McDonough also repeated as Midlands champion.

===2011–2012===
McDonough returned to the top of the 125 pound weight class as a junior when he defeated Nico Megaludis in the NCAA finals 4–1, which also was his 100th career victory in college. McDonough won his second Big Ten conference title over Zach Sanders on Minnesota. He went 36-1 and for the third straight year won a Midlands title.

===2012–2013===
McDonough ended his career in a Hawkeye singlet with a 22–5 record, giving him a career record of 122–9. He made his fourth Big Ten conference finals, but was unable to win his third straight title. McDonough sustained a shoulder injury which prevented him from making the top eight, which cost him his fourth All-American honors.

==International career==

===2014===
The injury McDonough sustained in his senior year of college prevented him from getting back on the mat initially, but when he did he debuted at 61 kilograms at the Dave Schultz tournament.

In April 2014 he entered the U.S. Open tournament in Las Vegas and finished 4th at 61 kilos.

In May McDonough entered the World Team Trials at 57 kilos where he made his first attempt at making Team USA's freestyle team since college. It was the first time McDonough had been a weight that low since college (57 kg = 125.5 pounds). McDonough took 3rd in the tournament with his lone loss coming to Brandon Precin. He earned another victory over Nico Megaludis to make the national team.

The finish at the Trials allowed McDonough to challenge the University Nationals champion for their spot on the University Nationals team for a chance to compete in Hungary. McDonough won 16-10 and 15-5 in a best of three series over Nahshon Garrett (Cornell) to claim the 57 University spot.

In Hungary McDonough earned a bronze medal for Team USA, losing only to eventual champion Fumitaka Morishita of Japan.

===2015===
As a member of the national team at 57 kg, McDonough traveled on a multi-week overseas trip, that included two tournaments. The first tournament that the USA wrestlers competed in was the Ivan Yarygin Memorial tournament in Russia. McDonough went 0-1 at the Yarygin tournament. The following week McDonough traveled with USA wrestlers to France for the Paris Grand Prix where he competed at 57 kg. McDonough picked up a 9–8 win in the qualifying round, and then lost his next match to be eliminated. McDonough then weighed in to compete at 61 kg in Paris which led to him earning a bronze medal.

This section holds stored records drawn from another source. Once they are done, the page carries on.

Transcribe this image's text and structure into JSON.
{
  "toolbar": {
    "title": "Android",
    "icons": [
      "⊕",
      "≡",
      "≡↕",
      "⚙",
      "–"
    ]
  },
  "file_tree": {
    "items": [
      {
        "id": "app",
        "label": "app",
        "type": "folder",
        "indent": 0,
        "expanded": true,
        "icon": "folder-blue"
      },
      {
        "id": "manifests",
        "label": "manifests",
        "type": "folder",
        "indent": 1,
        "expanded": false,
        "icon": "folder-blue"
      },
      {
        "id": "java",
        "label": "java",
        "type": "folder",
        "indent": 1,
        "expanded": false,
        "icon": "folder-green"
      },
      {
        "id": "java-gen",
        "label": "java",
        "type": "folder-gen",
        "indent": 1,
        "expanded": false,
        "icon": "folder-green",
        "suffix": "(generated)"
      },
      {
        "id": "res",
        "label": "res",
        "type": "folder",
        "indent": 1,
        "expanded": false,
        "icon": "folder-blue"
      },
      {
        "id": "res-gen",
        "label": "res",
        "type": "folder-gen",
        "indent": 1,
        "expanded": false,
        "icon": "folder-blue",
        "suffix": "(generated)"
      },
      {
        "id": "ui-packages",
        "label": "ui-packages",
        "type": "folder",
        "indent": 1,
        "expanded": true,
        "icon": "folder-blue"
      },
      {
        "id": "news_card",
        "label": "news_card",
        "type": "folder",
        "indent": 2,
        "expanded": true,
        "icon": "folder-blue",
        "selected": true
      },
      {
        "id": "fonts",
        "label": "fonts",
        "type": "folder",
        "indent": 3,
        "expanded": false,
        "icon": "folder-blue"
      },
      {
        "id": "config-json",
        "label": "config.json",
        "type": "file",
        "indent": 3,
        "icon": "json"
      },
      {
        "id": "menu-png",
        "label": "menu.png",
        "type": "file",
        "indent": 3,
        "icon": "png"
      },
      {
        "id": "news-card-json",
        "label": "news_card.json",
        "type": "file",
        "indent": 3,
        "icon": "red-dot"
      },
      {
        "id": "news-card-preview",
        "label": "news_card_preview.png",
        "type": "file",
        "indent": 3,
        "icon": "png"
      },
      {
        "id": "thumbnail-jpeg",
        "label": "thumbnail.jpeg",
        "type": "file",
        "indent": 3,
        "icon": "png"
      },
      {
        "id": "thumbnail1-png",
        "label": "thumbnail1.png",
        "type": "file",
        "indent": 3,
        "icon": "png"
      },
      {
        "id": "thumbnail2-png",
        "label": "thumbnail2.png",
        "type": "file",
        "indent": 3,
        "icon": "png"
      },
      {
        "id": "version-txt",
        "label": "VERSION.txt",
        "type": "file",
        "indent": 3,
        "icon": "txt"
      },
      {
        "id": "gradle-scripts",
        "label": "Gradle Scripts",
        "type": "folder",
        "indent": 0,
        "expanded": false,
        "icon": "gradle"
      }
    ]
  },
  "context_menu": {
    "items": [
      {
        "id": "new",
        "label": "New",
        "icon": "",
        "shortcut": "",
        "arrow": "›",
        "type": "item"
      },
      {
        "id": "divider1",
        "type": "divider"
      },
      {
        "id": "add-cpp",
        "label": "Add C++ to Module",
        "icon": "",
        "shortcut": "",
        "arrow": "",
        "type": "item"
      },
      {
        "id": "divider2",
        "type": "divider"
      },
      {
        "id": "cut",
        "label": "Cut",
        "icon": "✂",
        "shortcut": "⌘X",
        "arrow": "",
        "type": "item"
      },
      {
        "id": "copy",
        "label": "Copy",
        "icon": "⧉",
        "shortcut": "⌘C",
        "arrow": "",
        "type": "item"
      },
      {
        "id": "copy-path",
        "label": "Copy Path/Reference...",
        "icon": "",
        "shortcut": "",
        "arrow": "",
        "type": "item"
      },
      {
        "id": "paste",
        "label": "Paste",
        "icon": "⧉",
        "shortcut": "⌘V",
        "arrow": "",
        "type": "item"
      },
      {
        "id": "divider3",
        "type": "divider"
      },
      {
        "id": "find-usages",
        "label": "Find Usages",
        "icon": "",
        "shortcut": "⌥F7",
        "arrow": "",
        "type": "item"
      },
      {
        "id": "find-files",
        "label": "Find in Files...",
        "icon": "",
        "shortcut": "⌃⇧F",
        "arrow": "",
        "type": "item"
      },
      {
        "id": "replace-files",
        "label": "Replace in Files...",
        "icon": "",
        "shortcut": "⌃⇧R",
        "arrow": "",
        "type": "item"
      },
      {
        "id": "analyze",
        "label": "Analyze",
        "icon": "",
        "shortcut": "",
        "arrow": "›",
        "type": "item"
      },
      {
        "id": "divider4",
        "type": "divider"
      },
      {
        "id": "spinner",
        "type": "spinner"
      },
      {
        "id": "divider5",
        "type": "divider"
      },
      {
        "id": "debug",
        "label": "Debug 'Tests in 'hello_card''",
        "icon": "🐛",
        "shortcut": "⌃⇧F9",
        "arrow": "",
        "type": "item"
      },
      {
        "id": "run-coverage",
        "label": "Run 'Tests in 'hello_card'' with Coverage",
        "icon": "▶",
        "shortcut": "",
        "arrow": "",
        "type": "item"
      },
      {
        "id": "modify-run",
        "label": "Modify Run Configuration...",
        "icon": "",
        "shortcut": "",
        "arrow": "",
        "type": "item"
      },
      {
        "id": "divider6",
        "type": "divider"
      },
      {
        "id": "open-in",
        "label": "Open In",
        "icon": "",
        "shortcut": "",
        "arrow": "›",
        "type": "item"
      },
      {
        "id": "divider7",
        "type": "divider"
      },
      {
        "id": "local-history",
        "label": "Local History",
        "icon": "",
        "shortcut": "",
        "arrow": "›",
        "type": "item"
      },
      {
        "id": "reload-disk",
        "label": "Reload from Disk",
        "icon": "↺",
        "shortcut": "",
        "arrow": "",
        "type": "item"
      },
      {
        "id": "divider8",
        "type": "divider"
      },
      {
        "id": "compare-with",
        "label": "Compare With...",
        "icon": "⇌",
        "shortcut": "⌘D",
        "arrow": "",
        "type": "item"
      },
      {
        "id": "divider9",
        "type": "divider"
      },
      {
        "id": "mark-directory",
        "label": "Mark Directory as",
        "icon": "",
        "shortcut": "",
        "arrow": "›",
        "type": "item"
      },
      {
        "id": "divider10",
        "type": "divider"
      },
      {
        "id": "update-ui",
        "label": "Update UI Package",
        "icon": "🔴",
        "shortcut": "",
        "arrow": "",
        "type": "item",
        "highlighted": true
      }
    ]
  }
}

In April, McDonough picked up a 6–2 victory over 2013 World Team member Angel Escobedo at the AGON Wrestling Championships, which moved him up the National rankings to #2 behind teammate Tony Ramos. He also served as a 61 kg alternate to the second place World Cup team in LA, but never saw any action.

===2018===
Assistant coach at the University of Wisconsin alongside fellow assistant coach Jonathan Reader and Head coach Christopher Bono.